Disagreement Over Costs
Kornze said each well drilled by a major operator costs $5-10 million, and that a regulatory impact analysis conducted by the bureau had determined the average cost per well to comply with the proposed rule was approximately $11,000.
"We have a team of very accomplished economists that look at publically available information, that work with our engineers in the field, and use our knowledge from the ground," Kornze said, when asked how the bureau determined the costs. "They look at publications from journals that take information from the EIA [U.S. Energy Information Administration]. They look at API [American Petroleum Institute] documents. These are professional documents that are put together with some significant effort and significant review, including at the Office of Management and Budget, where economists look at them over there.
"We feel very good about the product that we've put forward."
But Lloyd Hetrick, operations engineering adviser for Newfield Exploration Co., said the BLM was underestimating the costs.
"That wouldn't apply to my company," Hetrick said of the $11,000 figure. "The amount of additional time on the front end to prepare the application would easily surpass that.
"There are operational uncertainties that have a much greater dollar value, anywhere from a few hours of operational downtime -- which could be tens of thousands of dollars an hour -- all the way up to the costs of a well that we drilled, but were not allowed to complete using fracking because we couldn't provide either the records for the cementing assurances, or we had a disagreement on a cement evaluation law."

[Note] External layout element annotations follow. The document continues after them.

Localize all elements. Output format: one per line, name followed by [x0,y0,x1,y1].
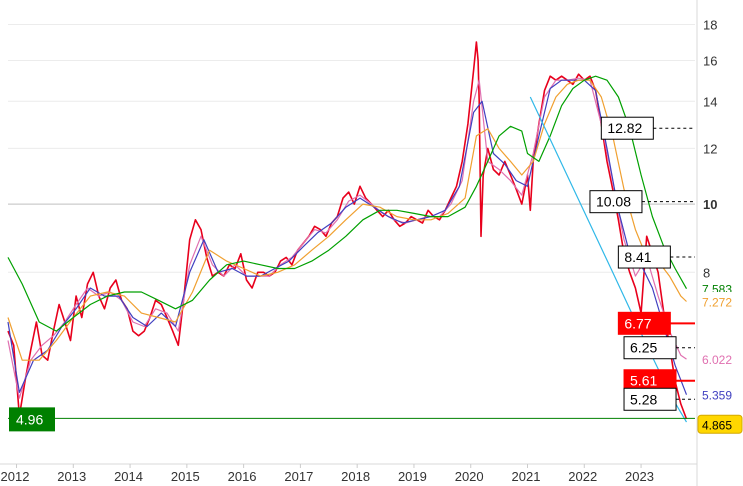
annotation-label: 12.82 [607,120,642,136]
y-tick-label: 18 [703,18,717,33]
x-tick-label: 2020 [455,469,484,484]
x-tick-label: 2021 [512,469,541,484]
annotation-box [617,245,671,269]
axes: 8 10 12 14 16 18 2012 2013 2014 2015 2016 2017 2018 2… [0,0,717,486]
annotations: 12.82 10.08 8.41 6.77 6.25 5.61 5.28 [589,116,695,411]
x-tick-label: 2018 [341,469,370,484]
x-tick-label: 2016 [228,469,257,484]
annotation-box [589,190,643,214]
annotation-label: 6.25 [630,340,657,356]
value-tag-label: 7.272 [702,295,732,309]
x-tick-label: 2013 [57,469,86,484]
y-tick-label: 12 [703,141,717,156]
value-tag-box [697,414,743,434]
x-tick-label: 2023 [625,469,654,484]
grid-lines [8,24,695,273]
x-tick-label: 2014 [114,469,143,484]
x-tick-label: 2012 [1,469,30,484]
series-line-4 [7,75,688,332]
y-tick-label: 14 [703,94,717,109]
x-tick-label: 2017 [284,469,313,484]
x-tick-label: 2022 [568,469,597,484]
annotation-box [600,116,654,140]
horizontal-lines: 4.96 [8,407,695,432]
annotation-label: 10.08 [596,194,631,210]
value-tag-box [697,349,743,369]
y-tick-label: 10 [703,197,717,212]
support-line-label: 4.96 [16,411,43,427]
series-line-3 [7,79,687,361]
value-tag-box [697,291,743,311]
series-line-0 [7,41,688,420]
annotation-box [623,336,677,360]
value-tag-label: 4.865 [702,418,732,432]
x-tick-label: 2015 [171,469,200,484]
annotation-label: 5.28 [630,391,657,407]
annotation-label: 5.61 [630,373,657,389]
series-line-1 [7,77,687,399]
annotation-box [623,387,677,411]
value-tag-box [697,385,743,405]
value-tag-label: 6.022 [702,353,732,367]
support-line-label-box [9,407,55,432]
annotation-label: 8.41 [624,249,651,265]
annotation-box [617,311,671,335]
y-tick-label: 8 [703,265,710,280]
annotation-label: 6.77 [624,315,651,331]
value-tag-label: 5.359 [702,389,732,403]
series-line-2 [7,79,688,395]
y-tick-label: 16 [703,54,717,69]
x-tick-label: 2019 [398,469,427,484]
series-lines [7,41,688,423]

Kornze added that the BLM did not "give grades" to the states for their oil and gas regulatory regimens.
"We looked at what best management practices are," Kornze said. "We took in 1.5 million public comments on this rule, and we had two draft versions for the world to work on with us. We took a holistic view about where has industry gone, where have best practices gone, and what should a basic floor be in terms of standards for federal lands."